According to a report of Dr. Armand to the Paris Academy of Sciences, the same practice still exists in Thrace, and it is described by Auzias Turenne, in the "Receuil de Médecine" for 1869, as then prevailing in Turkey and Moldo-Wallachia. Fleming states that it is quite common in Roumania, and Ramon de Sagra alludes to it as being popular in Spain. It prevails to some extent in our own country, especially in the South.

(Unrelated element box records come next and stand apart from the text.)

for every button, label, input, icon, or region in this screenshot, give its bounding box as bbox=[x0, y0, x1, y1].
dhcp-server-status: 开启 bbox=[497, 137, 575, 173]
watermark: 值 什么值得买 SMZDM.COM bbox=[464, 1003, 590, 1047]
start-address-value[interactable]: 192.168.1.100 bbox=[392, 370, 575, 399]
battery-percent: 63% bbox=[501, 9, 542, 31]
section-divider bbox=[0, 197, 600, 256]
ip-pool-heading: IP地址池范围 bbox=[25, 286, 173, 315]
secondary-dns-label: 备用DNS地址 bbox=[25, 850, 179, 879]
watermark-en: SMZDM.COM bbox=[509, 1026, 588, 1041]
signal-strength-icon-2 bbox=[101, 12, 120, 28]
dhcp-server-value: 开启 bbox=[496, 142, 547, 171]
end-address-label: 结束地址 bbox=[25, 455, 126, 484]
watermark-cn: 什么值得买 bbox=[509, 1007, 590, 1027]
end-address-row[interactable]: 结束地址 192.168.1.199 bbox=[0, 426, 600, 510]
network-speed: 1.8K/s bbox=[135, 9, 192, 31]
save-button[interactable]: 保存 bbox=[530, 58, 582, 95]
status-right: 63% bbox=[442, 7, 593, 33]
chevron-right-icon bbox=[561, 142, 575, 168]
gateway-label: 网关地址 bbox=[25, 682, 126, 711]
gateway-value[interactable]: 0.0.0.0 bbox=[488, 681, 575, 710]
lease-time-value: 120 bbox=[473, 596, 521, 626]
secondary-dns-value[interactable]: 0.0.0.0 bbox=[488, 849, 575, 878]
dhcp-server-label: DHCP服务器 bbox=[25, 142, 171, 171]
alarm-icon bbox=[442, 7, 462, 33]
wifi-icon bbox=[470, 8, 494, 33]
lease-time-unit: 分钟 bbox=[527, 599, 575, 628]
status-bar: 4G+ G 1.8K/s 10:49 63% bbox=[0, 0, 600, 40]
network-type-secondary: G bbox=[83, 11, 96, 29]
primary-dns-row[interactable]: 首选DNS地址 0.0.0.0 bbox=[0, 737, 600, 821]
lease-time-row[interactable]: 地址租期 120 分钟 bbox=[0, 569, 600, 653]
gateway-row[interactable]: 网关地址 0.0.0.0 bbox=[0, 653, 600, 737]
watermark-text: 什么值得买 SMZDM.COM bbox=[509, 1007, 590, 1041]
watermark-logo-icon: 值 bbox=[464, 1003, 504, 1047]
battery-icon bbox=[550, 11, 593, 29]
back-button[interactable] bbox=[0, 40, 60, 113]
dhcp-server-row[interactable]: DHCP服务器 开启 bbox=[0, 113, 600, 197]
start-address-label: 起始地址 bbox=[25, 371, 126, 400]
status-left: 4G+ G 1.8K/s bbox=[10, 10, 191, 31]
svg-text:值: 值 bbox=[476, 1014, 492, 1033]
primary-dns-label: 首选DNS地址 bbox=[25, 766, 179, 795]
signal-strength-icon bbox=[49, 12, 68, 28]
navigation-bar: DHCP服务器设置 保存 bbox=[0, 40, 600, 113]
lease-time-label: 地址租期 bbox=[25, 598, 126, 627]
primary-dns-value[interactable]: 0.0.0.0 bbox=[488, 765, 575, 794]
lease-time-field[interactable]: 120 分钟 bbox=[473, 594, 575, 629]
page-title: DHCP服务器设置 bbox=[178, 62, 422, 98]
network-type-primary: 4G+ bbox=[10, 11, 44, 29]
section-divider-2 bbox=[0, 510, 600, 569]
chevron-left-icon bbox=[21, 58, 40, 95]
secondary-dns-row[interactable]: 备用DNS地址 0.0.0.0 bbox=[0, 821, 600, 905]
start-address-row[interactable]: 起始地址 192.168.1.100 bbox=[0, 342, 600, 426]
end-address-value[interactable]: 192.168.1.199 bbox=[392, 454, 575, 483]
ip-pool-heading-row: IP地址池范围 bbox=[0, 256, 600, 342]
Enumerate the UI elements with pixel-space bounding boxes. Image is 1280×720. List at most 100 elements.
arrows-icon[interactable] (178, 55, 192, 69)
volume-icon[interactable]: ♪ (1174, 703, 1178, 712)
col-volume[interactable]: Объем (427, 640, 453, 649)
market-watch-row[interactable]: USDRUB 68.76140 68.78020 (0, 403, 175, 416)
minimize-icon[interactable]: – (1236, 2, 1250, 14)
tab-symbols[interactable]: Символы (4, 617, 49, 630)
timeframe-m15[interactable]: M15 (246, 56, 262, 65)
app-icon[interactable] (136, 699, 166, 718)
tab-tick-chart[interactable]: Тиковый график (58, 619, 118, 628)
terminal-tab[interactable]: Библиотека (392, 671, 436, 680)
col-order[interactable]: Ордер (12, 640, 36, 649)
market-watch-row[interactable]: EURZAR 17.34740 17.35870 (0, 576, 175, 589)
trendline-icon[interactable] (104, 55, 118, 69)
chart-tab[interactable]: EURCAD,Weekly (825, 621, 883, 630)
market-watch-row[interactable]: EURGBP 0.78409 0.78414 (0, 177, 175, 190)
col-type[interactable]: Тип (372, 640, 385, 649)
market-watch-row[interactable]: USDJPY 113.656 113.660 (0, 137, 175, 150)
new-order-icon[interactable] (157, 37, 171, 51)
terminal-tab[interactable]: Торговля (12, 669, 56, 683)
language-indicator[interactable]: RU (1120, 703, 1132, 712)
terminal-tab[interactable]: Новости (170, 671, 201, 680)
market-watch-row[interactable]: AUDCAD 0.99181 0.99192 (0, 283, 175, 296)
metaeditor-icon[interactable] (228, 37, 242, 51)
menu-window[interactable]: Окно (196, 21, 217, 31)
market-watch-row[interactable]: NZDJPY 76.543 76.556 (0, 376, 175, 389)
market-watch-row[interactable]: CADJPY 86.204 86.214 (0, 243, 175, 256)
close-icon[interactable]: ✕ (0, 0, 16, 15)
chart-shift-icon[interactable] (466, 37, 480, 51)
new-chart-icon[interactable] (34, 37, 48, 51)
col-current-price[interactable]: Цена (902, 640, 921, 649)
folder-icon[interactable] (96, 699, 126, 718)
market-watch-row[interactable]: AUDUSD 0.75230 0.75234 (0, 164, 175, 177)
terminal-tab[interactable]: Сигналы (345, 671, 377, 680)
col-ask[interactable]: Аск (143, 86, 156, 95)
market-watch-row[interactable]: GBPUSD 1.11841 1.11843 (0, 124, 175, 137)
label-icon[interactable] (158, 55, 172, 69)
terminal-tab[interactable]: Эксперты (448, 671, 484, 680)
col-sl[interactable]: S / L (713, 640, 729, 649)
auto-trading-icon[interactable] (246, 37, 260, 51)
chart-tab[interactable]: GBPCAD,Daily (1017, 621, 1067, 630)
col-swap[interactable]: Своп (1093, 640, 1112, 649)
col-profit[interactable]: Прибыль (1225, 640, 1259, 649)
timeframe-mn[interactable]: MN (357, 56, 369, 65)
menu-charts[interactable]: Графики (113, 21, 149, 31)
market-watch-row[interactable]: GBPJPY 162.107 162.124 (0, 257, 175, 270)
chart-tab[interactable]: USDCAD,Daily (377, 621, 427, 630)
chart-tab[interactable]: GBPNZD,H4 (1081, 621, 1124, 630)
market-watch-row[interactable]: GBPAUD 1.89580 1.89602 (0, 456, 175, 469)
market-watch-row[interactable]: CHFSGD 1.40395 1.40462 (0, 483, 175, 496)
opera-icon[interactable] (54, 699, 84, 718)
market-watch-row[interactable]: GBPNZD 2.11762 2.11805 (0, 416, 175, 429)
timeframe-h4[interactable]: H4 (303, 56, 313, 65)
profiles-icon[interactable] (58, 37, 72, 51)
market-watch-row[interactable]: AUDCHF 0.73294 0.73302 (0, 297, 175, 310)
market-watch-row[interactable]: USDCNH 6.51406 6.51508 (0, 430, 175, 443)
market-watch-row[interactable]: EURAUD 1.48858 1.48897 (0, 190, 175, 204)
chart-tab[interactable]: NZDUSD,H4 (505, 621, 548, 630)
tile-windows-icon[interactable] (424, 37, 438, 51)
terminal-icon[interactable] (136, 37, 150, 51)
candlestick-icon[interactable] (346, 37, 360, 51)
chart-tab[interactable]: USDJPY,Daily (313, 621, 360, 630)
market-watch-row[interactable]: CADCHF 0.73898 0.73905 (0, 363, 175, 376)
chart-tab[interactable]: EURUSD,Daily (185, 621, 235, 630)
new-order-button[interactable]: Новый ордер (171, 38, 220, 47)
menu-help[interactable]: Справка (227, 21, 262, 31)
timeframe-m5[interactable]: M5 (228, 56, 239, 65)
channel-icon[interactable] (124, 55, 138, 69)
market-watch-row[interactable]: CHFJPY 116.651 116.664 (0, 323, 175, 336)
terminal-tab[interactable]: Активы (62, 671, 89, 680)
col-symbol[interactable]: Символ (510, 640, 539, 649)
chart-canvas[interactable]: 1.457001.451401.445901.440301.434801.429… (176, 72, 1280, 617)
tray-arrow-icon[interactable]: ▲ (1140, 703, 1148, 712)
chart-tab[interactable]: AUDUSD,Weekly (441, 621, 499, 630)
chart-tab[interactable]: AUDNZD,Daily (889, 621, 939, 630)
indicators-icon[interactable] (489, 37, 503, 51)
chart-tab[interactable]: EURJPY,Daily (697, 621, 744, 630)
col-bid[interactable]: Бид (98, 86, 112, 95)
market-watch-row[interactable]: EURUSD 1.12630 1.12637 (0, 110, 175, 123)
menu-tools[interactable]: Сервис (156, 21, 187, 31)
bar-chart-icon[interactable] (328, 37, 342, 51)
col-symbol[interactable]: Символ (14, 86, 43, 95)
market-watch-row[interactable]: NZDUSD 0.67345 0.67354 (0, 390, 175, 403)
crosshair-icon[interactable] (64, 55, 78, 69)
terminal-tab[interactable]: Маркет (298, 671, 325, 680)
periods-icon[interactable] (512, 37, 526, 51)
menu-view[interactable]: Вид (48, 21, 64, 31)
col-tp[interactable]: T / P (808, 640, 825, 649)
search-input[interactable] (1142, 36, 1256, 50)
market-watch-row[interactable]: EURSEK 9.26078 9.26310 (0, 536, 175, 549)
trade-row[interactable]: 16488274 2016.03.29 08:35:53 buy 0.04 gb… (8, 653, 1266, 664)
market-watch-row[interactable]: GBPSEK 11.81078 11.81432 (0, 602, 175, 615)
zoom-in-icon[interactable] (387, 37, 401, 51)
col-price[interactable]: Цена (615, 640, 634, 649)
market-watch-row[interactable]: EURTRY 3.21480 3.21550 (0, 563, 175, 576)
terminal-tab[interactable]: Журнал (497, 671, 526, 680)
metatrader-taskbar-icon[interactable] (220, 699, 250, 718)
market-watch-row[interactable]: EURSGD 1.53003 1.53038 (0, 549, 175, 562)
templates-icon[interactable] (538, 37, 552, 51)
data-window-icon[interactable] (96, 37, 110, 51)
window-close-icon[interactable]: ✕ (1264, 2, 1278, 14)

Columella, a contemporary of Pliny, in a work entitled "De Re Rustica," informs us that in his time it was believed among shepherds that, if, on the fortieth day after a pup's birth, the last bone of the tail be bitten off, the sinew will follow with it; after which the tail will cease growing, and the animal will remain secure from madness. This brutal mutilation is still sometimes practised by dog-fanciers, particularly in England, where the Royal Society for the Prevention of Cruelty to Animals have obtained several convictions against those resorting to it.

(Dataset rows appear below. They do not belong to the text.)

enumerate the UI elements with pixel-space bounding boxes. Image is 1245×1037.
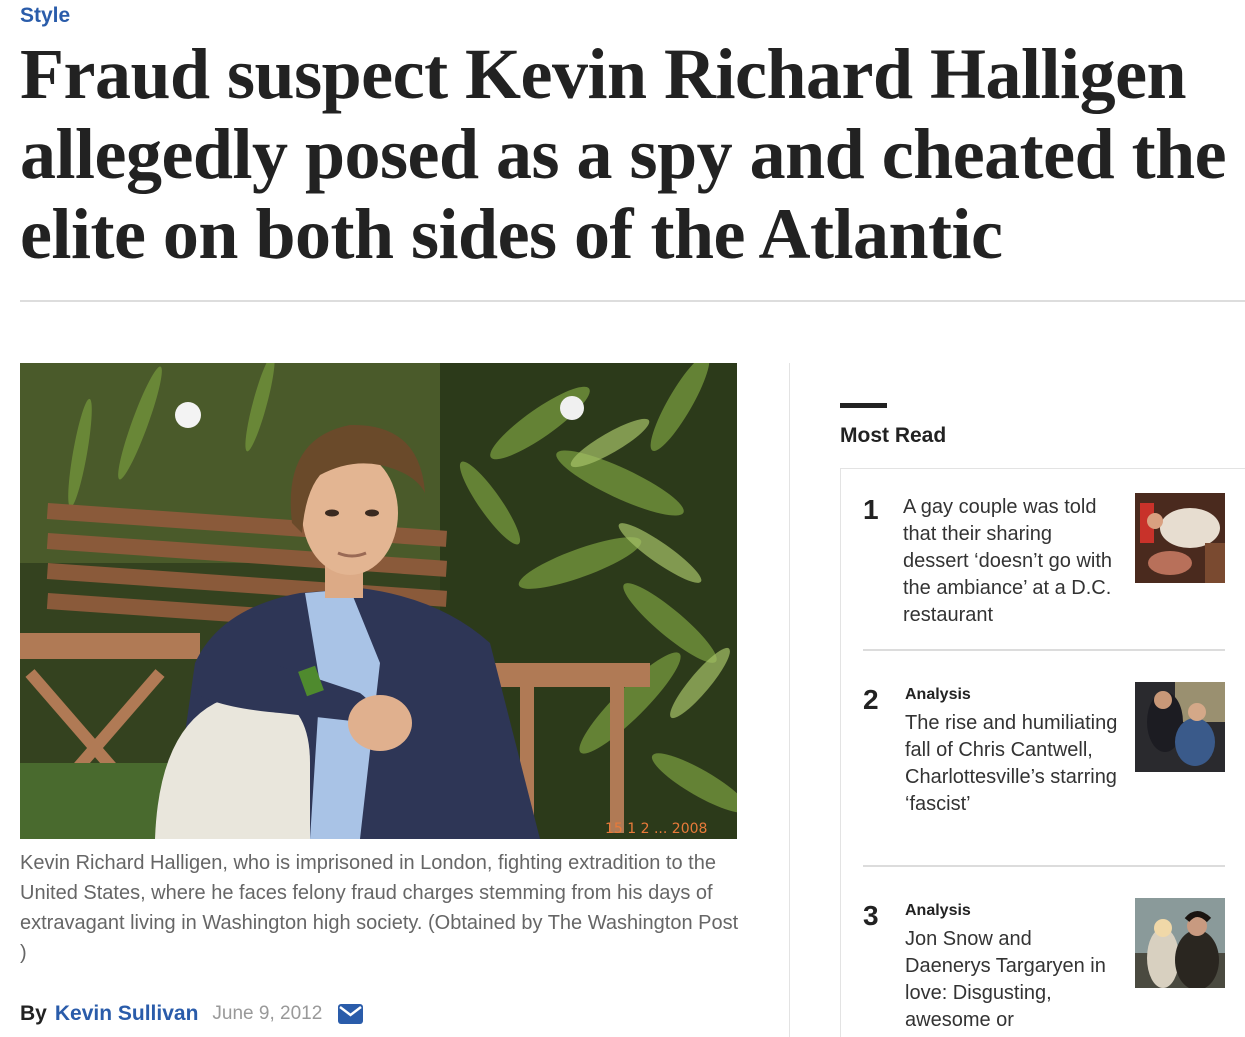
analysis-label: Analysis <box>905 902 971 919</box>
most-read-item-1[interactable]: 1 A gay couple was told that their shari… <box>863 493 1225 634</box>
section-kicker-link[interactable]: Style <box>20 4 70 28</box>
most-read-headline[interactable]: Jon Snow and Daenerys Targaryen in love:… <box>905 926 1120 1034</box>
article-headline: Fraud suspect Kevin Richard Halligen all… <box>20 34 1227 274</box>
item-divider <box>863 865 1225 867</box>
most-read-title: Most Read <box>840 424 947 447</box>
article-photo[interactable]: 15 1 2 ... 2008 <box>20 363 737 839</box>
most-read-item-2[interactable]: 2 Analysis The rise and humiliating fall… <box>863 682 1225 854</box>
svg-text:15 1 2 ... 2008: 15 1 2 ... 2008 <box>605 821 707 837</box>
most-read-headline[interactable]: The rise and humiliating fall of Chris C… <box>905 710 1120 818</box>
author-link[interactable]: Kevin Sullivan <box>55 1002 199 1026</box>
rank-number: 2 <box>863 684 879 715</box>
byline-prefix: By <box>20 1002 47 1025</box>
rank-number: 1 <box>863 494 879 525</box>
game-of-thrones-thumbnail[interactable] <box>1135 898 1225 988</box>
analysis-label: Analysis <box>905 686 971 703</box>
photo-caption: Kevin Richard Halligen, who is imprisone… <box>20 852 739 964</box>
arrest-thumbnail[interactable] <box>1135 682 1225 772</box>
most-read-item-3[interactable]: 3 Analysis Jon Snow and Daenerys Targary… <box>863 898 1225 1037</box>
header-divider <box>20 300 1245 302</box>
rank-number: 3 <box>863 900 879 931</box>
man-on-bench-photo: 15 1 2 ... 2008 <box>20 363 737 839</box>
envelope-icon[interactable] <box>338 1004 364 1024</box>
dessert-thumbnail[interactable] <box>1135 493 1225 583</box>
most-read-accent-bar <box>840 403 887 408</box>
item-divider <box>863 649 1225 651</box>
byline: By Kevin Sullivan June 9, 2012 <box>20 998 364 1030</box>
column-divider <box>789 363 790 1037</box>
publish-date: June 9, 2012 <box>212 1003 323 1024</box>
most-read-headline[interactable]: A gay couple was told that their sharing… <box>903 494 1118 629</box>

The ancients ascribed peculiar virtues to a variety of stone called ammonis cornu, which was supposed to possess the property of extracting the virus from wounds inflicted by mad dogs or venomous reptiles. Pliny alludes to it under the above name, and it has since received the appellation ammonite, both terms referring to its resemblance in shape to the horns which surrounded the head of Jupiter Ammon. It has also, in more modern times, been popularly known as the mad-stone and the snake-stone. Scientifically speaking, it is the fossil petrifaction of an extinct mollusk closely resembling the nautilus, having a spiral, symmetrical, and chambered shell, varying in size from that of a small bean to that of a large cart-wheel. In the East Indies and China it has for ages enjoyed the reputation mentioned.